Kirkus Reviews QR Code
DANGEROUS MEN by Mick LaSalle Kirkus Star

DANGEROUS MEN

Pre-Code Hollywood and the Birth of the Modern Man

by Mick LaSalle

Pub Date: Nov. 1st, 2002
ISBN: 0-312-28311-3
Publisher: Dunne/St. Martin's

Companion volume to LaSalle’s Complicated Ladies (2000), about female stars of Hollywood’s aesthetically rich pre-Code era.
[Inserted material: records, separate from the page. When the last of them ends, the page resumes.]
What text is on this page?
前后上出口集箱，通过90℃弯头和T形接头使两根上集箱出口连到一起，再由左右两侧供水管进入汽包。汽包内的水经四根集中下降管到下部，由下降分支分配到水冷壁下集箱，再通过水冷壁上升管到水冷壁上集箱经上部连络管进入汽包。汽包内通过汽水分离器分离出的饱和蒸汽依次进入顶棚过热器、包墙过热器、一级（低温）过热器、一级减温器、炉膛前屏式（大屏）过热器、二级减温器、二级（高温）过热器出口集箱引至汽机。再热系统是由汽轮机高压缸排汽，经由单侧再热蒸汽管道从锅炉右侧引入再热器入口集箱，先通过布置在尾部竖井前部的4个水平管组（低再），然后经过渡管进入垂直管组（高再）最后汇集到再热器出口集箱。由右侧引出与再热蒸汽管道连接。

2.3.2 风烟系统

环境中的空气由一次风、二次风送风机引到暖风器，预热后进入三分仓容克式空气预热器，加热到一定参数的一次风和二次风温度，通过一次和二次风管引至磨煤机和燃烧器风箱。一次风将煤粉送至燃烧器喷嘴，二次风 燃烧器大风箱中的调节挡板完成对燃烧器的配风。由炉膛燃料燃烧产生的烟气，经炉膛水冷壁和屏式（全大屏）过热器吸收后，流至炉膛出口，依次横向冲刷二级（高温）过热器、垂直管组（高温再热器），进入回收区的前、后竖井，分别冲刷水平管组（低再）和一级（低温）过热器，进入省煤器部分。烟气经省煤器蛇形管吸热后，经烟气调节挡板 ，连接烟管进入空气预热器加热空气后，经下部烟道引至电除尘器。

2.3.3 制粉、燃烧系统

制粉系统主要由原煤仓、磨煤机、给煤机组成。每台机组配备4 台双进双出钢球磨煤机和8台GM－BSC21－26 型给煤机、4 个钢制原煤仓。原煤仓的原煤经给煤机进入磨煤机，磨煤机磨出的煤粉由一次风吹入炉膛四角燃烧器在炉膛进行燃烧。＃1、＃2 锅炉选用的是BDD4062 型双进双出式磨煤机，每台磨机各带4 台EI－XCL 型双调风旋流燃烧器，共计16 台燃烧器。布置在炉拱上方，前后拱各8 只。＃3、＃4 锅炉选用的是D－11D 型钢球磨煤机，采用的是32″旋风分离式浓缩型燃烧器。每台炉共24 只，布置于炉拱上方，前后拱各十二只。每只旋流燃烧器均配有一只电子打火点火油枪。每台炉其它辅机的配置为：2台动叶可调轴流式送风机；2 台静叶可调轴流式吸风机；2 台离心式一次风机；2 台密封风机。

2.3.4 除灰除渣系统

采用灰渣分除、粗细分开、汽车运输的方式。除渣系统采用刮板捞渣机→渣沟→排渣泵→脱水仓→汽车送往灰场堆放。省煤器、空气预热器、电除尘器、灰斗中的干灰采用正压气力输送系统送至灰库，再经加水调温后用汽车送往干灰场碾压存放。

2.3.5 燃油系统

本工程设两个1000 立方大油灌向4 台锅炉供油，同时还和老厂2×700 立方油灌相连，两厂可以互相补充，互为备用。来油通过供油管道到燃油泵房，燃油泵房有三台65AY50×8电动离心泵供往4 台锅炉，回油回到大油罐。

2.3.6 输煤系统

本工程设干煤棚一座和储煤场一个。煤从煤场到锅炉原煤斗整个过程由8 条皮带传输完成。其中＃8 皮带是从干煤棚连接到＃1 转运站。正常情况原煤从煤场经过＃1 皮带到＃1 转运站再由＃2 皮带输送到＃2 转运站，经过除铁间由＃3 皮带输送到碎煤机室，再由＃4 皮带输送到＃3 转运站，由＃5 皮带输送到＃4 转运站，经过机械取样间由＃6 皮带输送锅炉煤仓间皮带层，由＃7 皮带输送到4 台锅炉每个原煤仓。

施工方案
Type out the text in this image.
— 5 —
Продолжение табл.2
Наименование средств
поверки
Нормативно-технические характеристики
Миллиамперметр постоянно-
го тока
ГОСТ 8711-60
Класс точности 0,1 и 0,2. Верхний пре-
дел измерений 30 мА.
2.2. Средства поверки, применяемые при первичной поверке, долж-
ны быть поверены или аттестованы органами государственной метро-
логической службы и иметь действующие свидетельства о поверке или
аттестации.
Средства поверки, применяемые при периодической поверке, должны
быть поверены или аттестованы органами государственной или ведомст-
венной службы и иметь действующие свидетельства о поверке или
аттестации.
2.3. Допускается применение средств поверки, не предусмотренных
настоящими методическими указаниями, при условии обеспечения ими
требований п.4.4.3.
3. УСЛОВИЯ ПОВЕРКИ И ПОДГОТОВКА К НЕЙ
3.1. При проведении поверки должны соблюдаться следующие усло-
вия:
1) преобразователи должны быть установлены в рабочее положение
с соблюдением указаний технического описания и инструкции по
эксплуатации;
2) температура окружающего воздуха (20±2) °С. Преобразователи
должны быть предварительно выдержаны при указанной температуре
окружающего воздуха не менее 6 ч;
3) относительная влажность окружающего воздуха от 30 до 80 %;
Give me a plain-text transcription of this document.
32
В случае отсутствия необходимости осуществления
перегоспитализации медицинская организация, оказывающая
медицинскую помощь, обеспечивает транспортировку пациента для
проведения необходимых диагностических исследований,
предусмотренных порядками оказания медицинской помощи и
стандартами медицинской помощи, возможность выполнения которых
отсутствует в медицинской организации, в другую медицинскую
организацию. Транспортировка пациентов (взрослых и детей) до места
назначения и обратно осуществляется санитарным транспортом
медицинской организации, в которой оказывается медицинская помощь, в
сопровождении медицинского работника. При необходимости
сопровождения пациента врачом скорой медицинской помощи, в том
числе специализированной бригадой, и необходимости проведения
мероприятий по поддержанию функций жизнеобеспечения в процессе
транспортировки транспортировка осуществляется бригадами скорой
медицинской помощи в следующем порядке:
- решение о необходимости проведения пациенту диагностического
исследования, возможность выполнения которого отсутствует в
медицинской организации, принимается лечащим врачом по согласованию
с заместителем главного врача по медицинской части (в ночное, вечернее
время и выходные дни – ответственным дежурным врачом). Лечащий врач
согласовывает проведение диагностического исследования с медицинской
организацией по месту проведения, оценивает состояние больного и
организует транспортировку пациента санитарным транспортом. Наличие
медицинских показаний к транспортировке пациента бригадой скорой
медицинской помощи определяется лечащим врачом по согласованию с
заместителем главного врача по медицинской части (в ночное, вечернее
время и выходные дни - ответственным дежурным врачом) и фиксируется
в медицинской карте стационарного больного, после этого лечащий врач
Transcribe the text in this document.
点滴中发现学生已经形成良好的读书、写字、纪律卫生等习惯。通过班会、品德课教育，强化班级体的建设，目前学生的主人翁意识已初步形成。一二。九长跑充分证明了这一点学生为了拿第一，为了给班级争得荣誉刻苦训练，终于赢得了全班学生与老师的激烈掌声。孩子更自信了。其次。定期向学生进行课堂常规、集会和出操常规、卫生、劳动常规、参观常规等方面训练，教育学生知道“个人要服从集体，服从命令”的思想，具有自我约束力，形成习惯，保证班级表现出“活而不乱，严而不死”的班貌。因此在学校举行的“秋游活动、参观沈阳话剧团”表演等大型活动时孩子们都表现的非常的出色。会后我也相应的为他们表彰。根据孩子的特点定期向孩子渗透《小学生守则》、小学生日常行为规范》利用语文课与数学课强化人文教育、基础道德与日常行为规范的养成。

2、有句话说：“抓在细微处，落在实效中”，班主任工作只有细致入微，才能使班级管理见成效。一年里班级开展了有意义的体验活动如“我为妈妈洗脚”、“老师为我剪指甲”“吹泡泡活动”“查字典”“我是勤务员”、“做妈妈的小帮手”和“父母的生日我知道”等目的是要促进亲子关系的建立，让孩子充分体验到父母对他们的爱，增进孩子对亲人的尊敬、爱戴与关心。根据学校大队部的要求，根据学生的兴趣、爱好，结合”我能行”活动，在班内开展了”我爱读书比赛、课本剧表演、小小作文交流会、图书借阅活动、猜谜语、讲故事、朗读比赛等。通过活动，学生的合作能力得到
In 1929 the advent of talking movies opened the door to more provocative Hollywood filmmaking, often imbued with strong social commentary. But in 1934, reactionary forces succeeded in establishing the Production Code, a mechanism that allowed a small group to decide what was acceptable for the nation’s movie screens—a form of control that held sway for the next quarter-century. LaSalle’s premise is that the five-year pre-Code era of 1929–34 was a seminal period in American movie-making that helped foster the very ideal of the modern man, caught between his own sense of right and an increasingly mechanized, conformist society. Those years offered directors opportunities to express serious concerns about American society while featuring an array of leading men—Clark Gable, Edward G. Robinson, James Cagney, Rudolph Valentino, among others—who were “dangerous” in that they broke with the smiling, swashbuckling heroes of the ’20s silents. They questioned and resisted authority, shaded the lines between good and evil, challenged concepts of law and order, and introduced caddish and even cruel behavior in screen romances. Above all, they were the key players in an emboldened Hollywood that made movies about and for a generation disillusioned by WWI and the Depression. This is film studies and not social history, yet LaSalle’s descriptions of films and stars can’t help but illuminate America at a time that was uncertain. The author’s erudition is great, and his writing is lively, precise, and witty in his discussions of classic films such as Public Enemy, Gold Diggers of 1933, 42nd Street, I Am a Fugitive From a Chain Gang, Little Caesar, Central Park, All Quiet on the Western Front, Wild Boys of the Road, and Son of the Sheik.

Trenchant film-by-film analysis from an author clearly in love with his subject. A compelling introduction to one of Hollywood’s golden eras.